Aus dem Einbandstext:

Jossel Wassermann macht sein Testament. Es ist Spätsommer 1939, und während ganz Europa auf den Krieg wartet, erzählt der reiche Matzebrotfabrikant in seiner Villa am Zürichsee einem Anwalt und einem Notar von der Welt, aus der er herkommt: dem kleinen jüdischen Schtetl am Pruth, unweit von Czernowitz, am östlichsten Rand der alten Donaumonarchie.
Es ist eine Welt, die nur aus Geschichten zu bestehen scheint, Geschichten, die kein Ende nehmen wollen, und deren grausames Ende doch schon beschlossen ist.
Mit seinem urwüchsigen Fabuliertalent breitet Edgar Hilsenrath einen farbigen Bilderbogen vor dem Leser aus.

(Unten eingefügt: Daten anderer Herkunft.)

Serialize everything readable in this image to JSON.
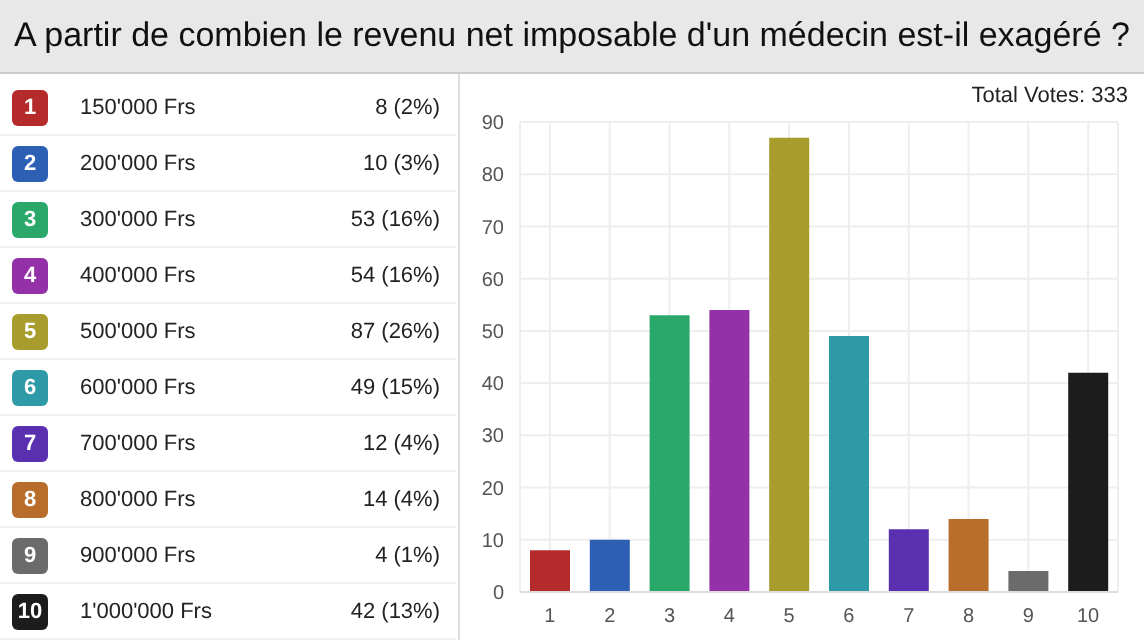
{
  "chart_data": {
    "type": "bar",
    "title": "A partir de combien le revenu net imposable d'un médecin est-il exagéré ?",
    "categories": [
      "1",
      "2",
      "3",
      "4",
      "5",
      "6",
      "7",
      "8",
      "9",
      "10"
    ],
    "values": [
      8,
      10,
      53,
      54,
      87,
      49,
      12,
      14,
      4,
      42
    ],
    "colors": [
      "#b52a2a",
      "#2d5fb5",
      "#2aa86a",
      "#9430a8",
      "#a89c2c",
      "#2e9aa8",
      "#5a2fb0",
      "#b86d2a",
      "#6b6b6b",
      "#1c1c1c"
    ],
    "annotations": [
      "Total Votes: 333",
      "150'000 Frs",
      "8 (2%)",
      "200'000 Frs",
      "10 (3%)",
      "300'000 Frs",
      "53 (16%)",
      "400'000 Frs",
      "54 (16%)",
      "500'000 Frs",
      "87 (26%)",
      "600'000 Frs",
      "49 (15%)",
      "700'000 Frs",
      "12 (4%)",
      "800'000 Frs",
      "14 (4%)",
      "900'000 Frs",
      "4 (1%)",
      "1'000'000 Frs",
      "42 (13%)"
    ],
    "ylim": [
      0,
      90
    ],
    "yticks": [
      0,
      10,
      20,
      30,
      40,
      50,
      60,
      70,
      80,
      90
    ],
    "grid": true
  }
}
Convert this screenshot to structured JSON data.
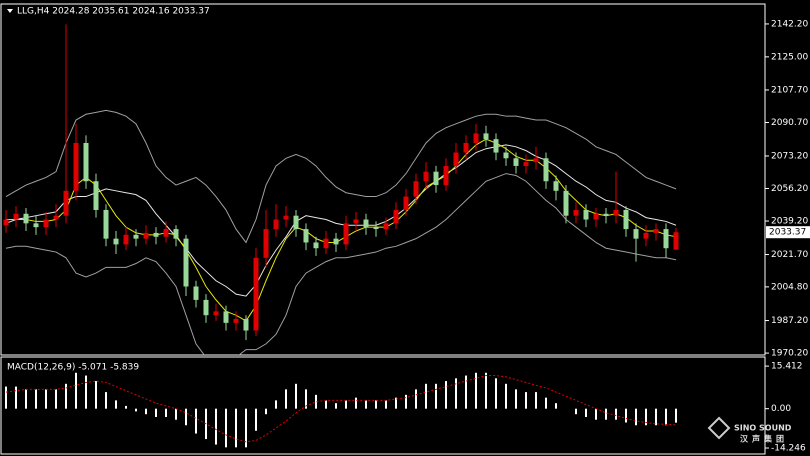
{
  "chart_data": [
    {
      "type": "candlestick",
      "title": "LLG,H4  2024.28 2035.61 2024.16 2033.37",
      "up_color": "#e00000",
      "down_color": "#9ad89a",
      "open": [
        2037,
        2040,
        2043,
        2038,
        2036,
        2040,
        2042,
        2055,
        2080,
        2060,
        2045,
        2030,
        2027,
        2032,
        2030,
        2033,
        2031,
        2035,
        2030,
        2005,
        1998,
        1990,
        1992,
        1986,
        1988,
        1982,
        2020,
        2035,
        2040,
        2042,
        2035,
        2028,
        2025,
        2030,
        2027,
        2038,
        2040,
        2036,
        2035,
        2038,
        2045,
        2052,
        2060,
        2065,
        2058,
        2068,
        2075,
        2080,
        2085,
        2082,
        2075,
        2072,
        2068,
        2070,
        2072,
        2060,
        2055,
        2042,
        2045,
        2040,
        2043,
        2042,
        2045,
        2035,
        2030,
        2033,
        2035,
        2024.28
      ],
      "high": [
        2045,
        2047,
        2046,
        2042,
        2044,
        2048,
        2142,
        2090,
        2084,
        2064,
        2048,
        2034,
        2036,
        2035,
        2037,
        2036,
        2039,
        2037,
        2032,
        2008,
        2001,
        1996,
        1995,
        1992,
        1990,
        2025,
        2045,
        2048,
        2047,
        2045,
        2038,
        2031,
        2034,
        2033,
        2042,
        2044,
        2043,
        2039,
        2041,
        2049,
        2056,
        2064,
        2070,
        2068,
        2072,
        2080,
        2084,
        2090,
        2089,
        2085,
        2078,
        2075,
        2074,
        2078,
        2075,
        2063,
        2058,
        2049,
        2048,
        2046,
        2046,
        2065,
        2047,
        2038,
        2037,
        2038,
        2038,
        2035.61
      ],
      "low": [
        2033,
        2036,
        2034,
        2032,
        2032,
        2036,
        2038,
        2050,
        2056,
        2041,
        2026,
        2022,
        2024,
        2026,
        2027,
        2027,
        2028,
        2026,
        2000,
        1994,
        1986,
        1987,
        1982,
        1982,
        1977,
        1979,
        2015,
        2031,
        2036,
        2031,
        2024,
        2021,
        2022,
        2023,
        2024,
        2034,
        2032,
        2031,
        2032,
        2035,
        2042,
        2048,
        2056,
        2054,
        2055,
        2064,
        2071,
        2076,
        2078,
        2071,
        2068,
        2064,
        2064,
        2066,
        2056,
        2050,
        2038,
        2038,
        2036,
        2036,
        2038,
        2038,
        2031,
        2018,
        2026,
        2029,
        2020,
        2024.16
      ],
      "close": [
        2040,
        2043,
        2038,
        2036,
        2040,
        2042,
        2055,
        2080,
        2060,
        2045,
        2030,
        2027,
        2032,
        2030,
        2033,
        2031,
        2035,
        2030,
        2005,
        1998,
        1990,
        1992,
        1986,
        1988,
        1982,
        2020,
        2035,
        2040,
        2042,
        2035,
        2028,
        2025,
        2030,
        2027,
        2038,
        2040,
        2036,
        2035,
        2038,
        2045,
        2052,
        2060,
        2065,
        2058,
        2068,
        2075,
        2080,
        2085,
        2082,
        2075,
        2072,
        2068,
        2070,
        2072,
        2060,
        2055,
        2042,
        2045,
        2040,
        2043,
        2042,
        2045,
        2035,
        2030,
        2033,
        2035,
        2025,
        2033.37
      ],
      "overlays": [
        {
          "color": "#a0a0a0",
          "values": [
            2052,
            2055,
            2058,
            2060,
            2062,
            2065,
            2080,
            2092,
            2095,
            2096,
            2097,
            2096,
            2094,
            2090,
            2080,
            2068,
            2062,
            2058,
            2060,
            2062,
            2058,
            2052,
            2045,
            2035,
            2028,
            2040,
            2058,
            2068,
            2072,
            2074,
            2072,
            2068,
            2062,
            2057,
            2054,
            2053,
            2052,
            2052,
            2054,
            2058,
            2064,
            2072,
            2080,
            2085,
            2088,
            2090,
            2092,
            2094,
            2095,
            2095,
            2094,
            2094,
            2093,
            2092,
            2092,
            2090,
            2088,
            2085,
            2082,
            2078,
            2076,
            2074,
            2070,
            2066,
            2062,
            2060,
            2058,
            2056
          ]
        },
        {
          "color": "#a0a0a0",
          "values": [
            2025,
            2026,
            2026,
            2025,
            2024,
            2023,
            2020,
            2012,
            2010,
            2012,
            2015,
            2015,
            2015,
            2017,
            2020,
            2018,
            2012,
            2005,
            1990,
            1975,
            1968,
            1965,
            1966,
            1968,
            1972,
            1972,
            1975,
            1980,
            1990,
            2005,
            2012,
            2015,
            2018,
            2020,
            2020,
            2021,
            2022,
            2023,
            2025,
            2026,
            2028,
            2030,
            2033,
            2036,
            2040,
            2045,
            2050,
            2055,
            2060,
            2062,
            2064,
            2063,
            2060,
            2055,
            2050,
            2046,
            2040,
            2036,
            2032,
            2028,
            2025,
            2024,
            2023,
            2022,
            2021,
            2020,
            2020,
            2019
          ]
        },
        {
          "color": "#e8e8e8",
          "values": [
            2038,
            2040,
            2041,
            2042,
            2043,
            2044,
            2050,
            2052,
            2052,
            2054,
            2056,
            2055,
            2054,
            2053,
            2050,
            2043,
            2037,
            2031,
            2025,
            2018,
            2013,
            2008,
            2005,
            2001,
            2000,
            2006,
            2016,
            2024,
            2031,
            2039,
            2042,
            2041,
            2040,
            2038,
            2037,
            2037,
            2037,
            2037,
            2039,
            2042,
            2046,
            2051,
            2056,
            2060,
            2064,
            2067,
            2071,
            2075,
            2077,
            2078,
            2079,
            2078,
            2076,
            2073,
            2071,
            2068,
            2064,
            2060,
            2057,
            2053,
            2050,
            2049,
            2046,
            2044,
            2041,
            2040,
            2039,
            2037
          ]
        },
        {
          "color": "#e8e800",
          "values": [
            2040,
            2040,
            2040,
            2039,
            2039,
            2040,
            2045,
            2058,
            2062,
            2058,
            2050,
            2042,
            2036,
            2033,
            2032,
            2032,
            2033,
            2032,
            2024,
            2015,
            2005,
            1998,
            1992,
            1990,
            1987,
            1995,
            2008,
            2020,
            2030,
            2036,
            2034,
            2030,
            2028,
            2028,
            2031,
            2034,
            2036,
            2036,
            2036,
            2039,
            2044,
            2050,
            2057,
            2060,
            2063,
            2068,
            2074,
            2079,
            2082,
            2080,
            2077,
            2073,
            2071,
            2071,
            2067,
            2062,
            2055,
            2050,
            2045,
            2043,
            2042,
            2043,
            2041,
            2037,
            2034,
            2034,
            2032,
            2031
          ]
        }
      ],
      "ylim": [
        1969.2,
        2152.1
      ],
      "yticks": [
        {
          "value": 2142.2,
          "label": "2142.20"
        },
        {
          "value": 2125,
          "label": "2125.00"
        },
        {
          "value": 2107.7,
          "label": "2107.70"
        },
        {
          "value": 2090.7,
          "label": "2090.70"
        },
        {
          "value": 2073.2,
          "label": "2073.20"
        },
        {
          "value": 2056.2,
          "label": "2056.20"
        },
        {
          "value": 2039.2,
          "label": "2039.20"
        },
        {
          "value": 2021.7,
          "label": "2021.70"
        },
        {
          "value": 2004.8,
          "label": "2004.80"
        },
        {
          "value": 1987.2,
          "label": "1987.20"
        },
        {
          "value": 1970.2,
          "label": "1970.20"
        }
      ],
      "last_price": 2033.37
    },
    {
      "type": "macd",
      "title": "MACD(12,26,9) -5.071 -5.839",
      "histogram": {
        "color": "#ffffff",
        "values": [
          8,
          8,
          7,
          7,
          7,
          7,
          9,
          13,
          12,
          10,
          6,
          3,
          1,
          -1,
          -2,
          -3,
          -3,
          -4,
          -6,
          -9,
          -11,
          -13,
          -14,
          -14,
          -14,
          -8,
          -2,
          3,
          7,
          9,
          7,
          5,
          3,
          2,
          3,
          4,
          3,
          3,
          3,
          4,
          5,
          7,
          9,
          9,
          10,
          11,
          12,
          13,
          13,
          11,
          9,
          7,
          6,
          6,
          4,
          2,
          0,
          -2,
          -3,
          -4,
          -4,
          -4,
          -5,
          -6,
          -6,
          -6,
          -6,
          -5.071
        ]
      },
      "signal": {
        "color": "#e00000",
        "values": [
          6,
          6.5,
          7,
          7,
          7,
          7,
          7.5,
          8.5,
          9.5,
          10,
          9.5,
          8,
          6.5,
          5,
          3.5,
          2,
          1,
          0,
          -1.5,
          -3.5,
          -5.5,
          -7.5,
          -9.5,
          -11,
          -12,
          -11.5,
          -9.5,
          -7,
          -4.5,
          -1.5,
          1,
          2.5,
          3,
          3,
          3,
          3,
          3,
          3,
          3,
          3.5,
          4,
          5,
          6,
          7,
          8,
          9,
          10,
          11,
          12,
          12,
          11.5,
          10.5,
          9.5,
          8.5,
          7.5,
          6,
          4.5,
          3,
          1.5,
          0,
          -1.5,
          -2.5,
          -3.5,
          -4.5,
          -5,
          -5.5,
          -5.7,
          -5.839
        ]
      },
      "ylim": [
        -16.05,
        18.35
      ],
      "yticks": [
        15.412,
        {
          "value": 0,
          "label": "0.00"
        },
        -14.246
      ]
    }
  ],
  "watermark": {
    "name": "SINO SOUND",
    "subtitle": "汉声集团"
  }
}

Geschichten vom Wasserträger Jankl und seiner heimlichen Liebe zu Rifke, der Tochter des Schusters Katz, von der alten Vogelscheuche und dem Kruzifix an der Landstraße nach Sniatyn, und natürlich die berühmte Geschichte vom jüdischen Salzhering und dem österreichischen Kaiser – ein buntes Treiben vor einem düsteren Hintergrund. Denn das Geld Jossel Wassermanns und auch sein Leichnam werden Pohodna nie erreichen, wie er es in seinem Testament verfügt. über all den idyllischen, glücklichen Erinnerungen liegt der Schatten dessen, was kommen wird – die unvorstellbar grausame Ausrottung der europäischen Juden, die das in diesen Geschichten blühende Leben auslöschen wird – endgültig und unwiderruflich.
Edgar Hilsenraths großer Roman ist das Totenlied auf die reiche Kultur des osteuropäischen Judentums.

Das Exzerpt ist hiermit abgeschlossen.